Eine komplementäre Krebstherapie ist eine Ergänzung zu schulmedizinischen Krebsbehandlungen wie der Chemotherapie, Bestrahlung, gezielt wirkenden Medikamenten oder Immuntherapie. Die komplementäre Krebstherapie soll eine Unterstützung sein, aber kein Ersatz. Sie soll zum Beispiel Nebenwirkungen lindern oder das Wohlbefinden und die Lebensqualität verbessern.

Welche Vitamine sind nicht bei Krebs erlaubt?

Es gibt einige Vitamine, die bei Krebs nicht erlaubt beziehungsweise nicht empfohlen sind. Beispiele: Folsäure und Vitamin B6 sollten nicht bei Lungenkrebs im fortgeschrittenen Stadium während einer Chemotherapie zur Verbesserung der Lebensqualität eingesetzt werden, schreibt die Leitlinie Komplementärmedizin bei onkologischen Patient:innen. Vitamin E und Beta-Carotin (Vitamin A) sollten nicht bei Menschen mit Kopf-Hals-Tumoren angewendet werden. Und Vitamin E soll nicht bei Frauen mit Brustkrebs gegen Wechseljahresbeschwerden eingesetzt werden.

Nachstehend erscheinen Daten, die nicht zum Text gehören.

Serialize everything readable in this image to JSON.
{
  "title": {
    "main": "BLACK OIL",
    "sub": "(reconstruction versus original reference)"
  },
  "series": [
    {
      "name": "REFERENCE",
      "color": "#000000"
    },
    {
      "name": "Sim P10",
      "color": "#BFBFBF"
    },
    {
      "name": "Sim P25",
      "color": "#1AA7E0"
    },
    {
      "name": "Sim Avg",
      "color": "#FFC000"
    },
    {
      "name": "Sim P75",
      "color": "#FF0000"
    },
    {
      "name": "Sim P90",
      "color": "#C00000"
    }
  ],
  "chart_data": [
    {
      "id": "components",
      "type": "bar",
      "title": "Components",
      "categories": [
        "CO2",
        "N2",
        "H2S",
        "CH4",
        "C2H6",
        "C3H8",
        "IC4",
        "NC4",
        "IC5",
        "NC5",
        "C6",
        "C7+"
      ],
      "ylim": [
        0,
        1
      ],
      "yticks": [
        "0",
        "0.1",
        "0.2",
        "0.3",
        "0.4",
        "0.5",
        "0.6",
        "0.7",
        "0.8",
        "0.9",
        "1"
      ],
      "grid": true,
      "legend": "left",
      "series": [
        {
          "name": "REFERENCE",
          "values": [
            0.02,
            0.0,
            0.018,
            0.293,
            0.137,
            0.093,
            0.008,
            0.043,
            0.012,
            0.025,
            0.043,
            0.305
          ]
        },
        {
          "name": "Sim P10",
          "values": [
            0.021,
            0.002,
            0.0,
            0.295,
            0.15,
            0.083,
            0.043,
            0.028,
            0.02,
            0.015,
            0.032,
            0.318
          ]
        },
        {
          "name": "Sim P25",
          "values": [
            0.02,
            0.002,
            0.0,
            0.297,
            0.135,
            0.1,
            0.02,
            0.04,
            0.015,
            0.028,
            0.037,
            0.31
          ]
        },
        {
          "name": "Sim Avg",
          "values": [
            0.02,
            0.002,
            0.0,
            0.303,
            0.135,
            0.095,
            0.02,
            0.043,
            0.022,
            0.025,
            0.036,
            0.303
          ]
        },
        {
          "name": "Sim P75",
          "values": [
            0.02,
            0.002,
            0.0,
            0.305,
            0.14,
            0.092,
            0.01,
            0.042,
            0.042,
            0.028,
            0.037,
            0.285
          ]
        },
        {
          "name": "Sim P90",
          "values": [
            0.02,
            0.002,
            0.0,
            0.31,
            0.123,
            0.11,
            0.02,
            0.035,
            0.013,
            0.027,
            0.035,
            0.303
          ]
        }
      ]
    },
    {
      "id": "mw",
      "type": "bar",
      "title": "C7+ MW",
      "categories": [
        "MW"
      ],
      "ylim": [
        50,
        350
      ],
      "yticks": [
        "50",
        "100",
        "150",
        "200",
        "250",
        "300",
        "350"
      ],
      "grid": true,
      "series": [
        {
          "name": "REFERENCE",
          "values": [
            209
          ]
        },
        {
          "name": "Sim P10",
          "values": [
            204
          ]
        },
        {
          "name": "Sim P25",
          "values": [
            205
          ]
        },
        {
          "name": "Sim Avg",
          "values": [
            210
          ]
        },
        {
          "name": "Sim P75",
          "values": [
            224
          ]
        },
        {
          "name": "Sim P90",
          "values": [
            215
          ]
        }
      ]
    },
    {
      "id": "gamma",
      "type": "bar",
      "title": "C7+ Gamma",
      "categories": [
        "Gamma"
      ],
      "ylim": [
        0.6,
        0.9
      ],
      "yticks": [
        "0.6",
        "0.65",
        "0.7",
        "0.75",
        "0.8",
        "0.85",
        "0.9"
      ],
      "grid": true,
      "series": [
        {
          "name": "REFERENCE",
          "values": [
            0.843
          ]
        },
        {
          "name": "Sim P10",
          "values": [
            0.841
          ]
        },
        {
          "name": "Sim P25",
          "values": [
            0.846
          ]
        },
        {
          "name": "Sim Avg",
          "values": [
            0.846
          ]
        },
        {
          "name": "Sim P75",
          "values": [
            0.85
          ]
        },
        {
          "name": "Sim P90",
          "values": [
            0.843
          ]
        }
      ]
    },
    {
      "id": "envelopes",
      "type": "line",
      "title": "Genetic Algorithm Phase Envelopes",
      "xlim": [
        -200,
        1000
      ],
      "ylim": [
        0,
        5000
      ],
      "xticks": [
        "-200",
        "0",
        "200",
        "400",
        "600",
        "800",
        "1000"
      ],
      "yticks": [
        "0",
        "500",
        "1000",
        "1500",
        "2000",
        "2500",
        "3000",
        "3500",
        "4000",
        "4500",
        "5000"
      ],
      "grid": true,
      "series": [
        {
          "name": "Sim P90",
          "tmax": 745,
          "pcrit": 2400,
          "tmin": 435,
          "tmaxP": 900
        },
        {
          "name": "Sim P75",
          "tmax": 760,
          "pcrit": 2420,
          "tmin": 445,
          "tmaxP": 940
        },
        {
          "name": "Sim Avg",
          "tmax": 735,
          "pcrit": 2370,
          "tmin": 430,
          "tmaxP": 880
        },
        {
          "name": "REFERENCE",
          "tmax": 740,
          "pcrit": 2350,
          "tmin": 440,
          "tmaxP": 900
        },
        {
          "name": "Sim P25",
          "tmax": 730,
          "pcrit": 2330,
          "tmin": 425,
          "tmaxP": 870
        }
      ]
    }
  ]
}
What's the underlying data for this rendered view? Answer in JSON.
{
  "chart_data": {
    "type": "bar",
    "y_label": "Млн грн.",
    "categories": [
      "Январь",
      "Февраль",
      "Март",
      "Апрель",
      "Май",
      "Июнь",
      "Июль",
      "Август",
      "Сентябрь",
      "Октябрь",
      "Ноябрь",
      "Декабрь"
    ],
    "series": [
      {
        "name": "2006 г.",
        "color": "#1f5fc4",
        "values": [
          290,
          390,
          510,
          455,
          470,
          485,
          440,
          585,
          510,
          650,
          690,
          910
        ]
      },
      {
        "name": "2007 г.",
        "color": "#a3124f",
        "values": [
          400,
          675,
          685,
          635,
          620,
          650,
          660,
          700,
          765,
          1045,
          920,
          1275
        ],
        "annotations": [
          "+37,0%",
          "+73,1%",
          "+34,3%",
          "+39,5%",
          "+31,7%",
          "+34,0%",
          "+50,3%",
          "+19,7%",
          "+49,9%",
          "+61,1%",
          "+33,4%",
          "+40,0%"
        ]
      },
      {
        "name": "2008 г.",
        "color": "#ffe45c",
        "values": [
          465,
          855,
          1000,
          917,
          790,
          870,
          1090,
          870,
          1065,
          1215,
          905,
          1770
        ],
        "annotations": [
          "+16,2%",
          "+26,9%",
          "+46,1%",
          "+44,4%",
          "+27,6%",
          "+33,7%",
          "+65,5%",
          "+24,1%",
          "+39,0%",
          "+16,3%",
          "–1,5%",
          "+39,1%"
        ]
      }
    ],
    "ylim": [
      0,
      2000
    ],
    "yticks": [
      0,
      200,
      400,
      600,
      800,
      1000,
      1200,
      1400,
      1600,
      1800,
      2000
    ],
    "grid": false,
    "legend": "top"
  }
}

Kann man Krebszellen aushungern lassen?

Die Theorie, dass man Krebszellen aushungern lassen kann, ist wissenschaftlich nicht belegt. Richtig ist, dass Krebszellen viel Energie verbrauchen, um sich teilen und vermehren zu können. Ihr Stoffwechsel ist erhöht. Der Entzug der Energie, zum Beispiel in Form einer ketogenen Diät mit verminderten Kohlenhydraten (Zucker), führt jedoch nicht dazu, dass Krebszellen absterben. 

Was ist der Unterschied zwischen Komplementärtherapien und Alternativtherapien?

Komplementärtherapien sind ergänzende oder unterstützende Behandlungen, die zum Beispiel bei Krebs helfen können. Alternativtherapien verstehen sich dagegen als Alternative oder Ersatz für schulmedizinische Behandlungen, zum Beispiel für eine Chemotherapie oder Strahlentherapie bei Krebs. Davon raten Onkologinnen und Onkologen jedoch ab.